I just finished my third book by Homer Hickam, this one titled The Coalwood Way. It is a memoir of Homer's last years in high school in Coalwood, West Virginia. More interesting, in my view, is Rocket Boys which describes growing up in a mining town and some boys' amateur rocketry.

Why do his writings appeal to me? First, we are the same age, both graduated high school in 1960, then college. Second, we came from working class families, though Hickam's must have been a little better off since his father was a mine supervisor while mine was more a laborer. Third, we both have roots in coal mines. My grandfather on my mother's side worked the mines near Uniontown in southwestern Pennsylvania supplying coal and coke to the steel mills of Pittsburgh.

I have become attracted to Hickam's description of life in a coal town, thinking perhaps I too could have grown up in one had my folks not left. I wonder what it would have been like for me to grow up in a mining family.
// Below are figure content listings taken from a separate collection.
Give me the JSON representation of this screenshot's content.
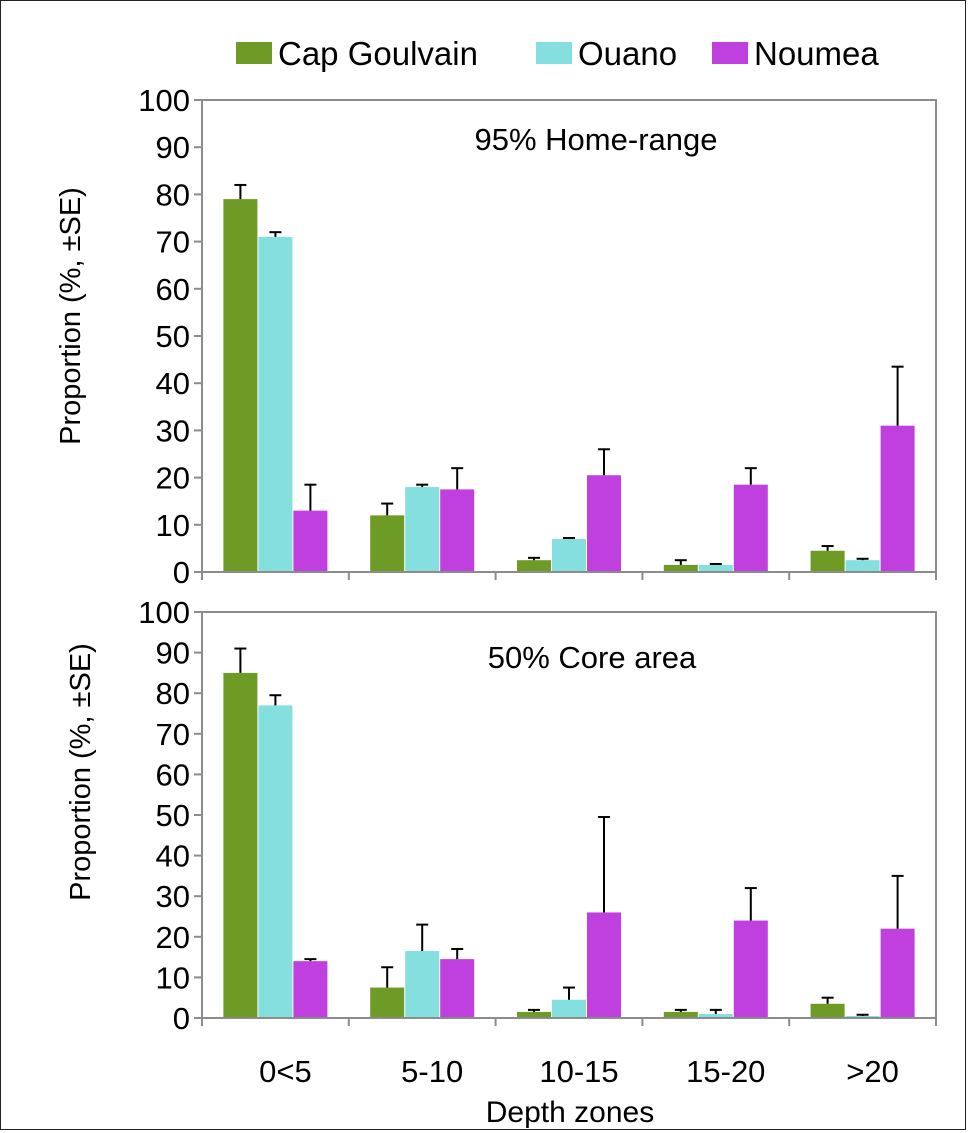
{
  "legend": {
    "position": "top",
    "items": [
      {
        "label": "Cap Goulvain",
        "color": "#6e9b25"
      },
      {
        "label": "Ouano",
        "color": "#86dfdf"
      },
      {
        "label": "Noumea",
        "color": "#bf3fdf"
      }
    ]
  },
  "x_axis_title": "Depth zones",
  "chart_data": [
    {
      "type": "bar",
      "title": "95% Home-range",
      "ylabel": "Proportion (%, ±SE)",
      "ylim": [
        0,
        100
      ],
      "yticks": [
        0,
        10,
        20,
        30,
        40,
        50,
        60,
        70,
        80,
        90,
        100
      ],
      "categories": [
        "0<5",
        "5-10",
        "10-15",
        "15-20",
        ">20"
      ],
      "series": [
        {
          "name": "Cap Goulvain",
          "color": "#6e9b25",
          "values": [
            79,
            12,
            2.5,
            1.5,
            4.5
          ],
          "se": [
            3,
            2.5,
            0.5,
            1,
            1
          ]
        },
        {
          "name": "Ouano",
          "color": "#86dfdf",
          "values": [
            71,
            18,
            7,
            1.5,
            2.5
          ],
          "se": [
            1,
            0.5,
            0.2,
            0.2,
            0.3
          ]
        },
        {
          "name": "Noumea",
          "color": "#bf3fdf",
          "values": [
            13,
            17.5,
            20.5,
            18.5,
            31
          ],
          "se": [
            5.5,
            4.5,
            5.5,
            3.5,
            12.5
          ]
        }
      ],
      "grid": false
    },
    {
      "type": "bar",
      "title": "50% Core area",
      "ylabel": "Proportion (%, ±SE)",
      "ylim": [
        0,
        100
      ],
      "yticks": [
        0,
        10,
        20,
        30,
        40,
        50,
        60,
        70,
        80,
        90,
        100
      ],
      "categories": [
        "0<5",
        "5-10",
        "10-15",
        "15-20",
        ">20"
      ],
      "series": [
        {
          "name": "Cap Goulvain",
          "color": "#6e9b25",
          "values": [
            85,
            7.5,
            1.5,
            1.5,
            3.5
          ],
          "se": [
            6,
            5,
            0.5,
            0.5,
            1.5
          ]
        },
        {
          "name": "Ouano",
          "color": "#86dfdf",
          "values": [
            77,
            16.5,
            4.5,
            1,
            0.5
          ],
          "se": [
            2.5,
            6.5,
            3,
            1,
            0.3
          ]
        },
        {
          "name": "Noumea",
          "color": "#bf3fdf",
          "values": [
            14,
            14.5,
            26,
            24,
            22
          ],
          "se": [
            0.5,
            2.5,
            23.5,
            8,
            13
          ]
        }
      ],
      "grid": false
    }
  ]
}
Since I have no direct knowledge of conditions of families and workers, I us Hickam's writings to fill me in on how it might have been, to have a vicarious experience through his writings.

Homer's father stayed in Coalwood to continue in mining. Then Homer left his coal town for college, the military, and an engineering career. My family was a generation earlier, moving to get work in automotive industry. My mother "got out" a generation earlier than did Homer's (as did all her siblings moving to Cleveland and Detroit).

I find Hickam's writings most interesting. I will have to watch the movie movie version of Rocket Boys called October Sky , and am looking forward to his next book.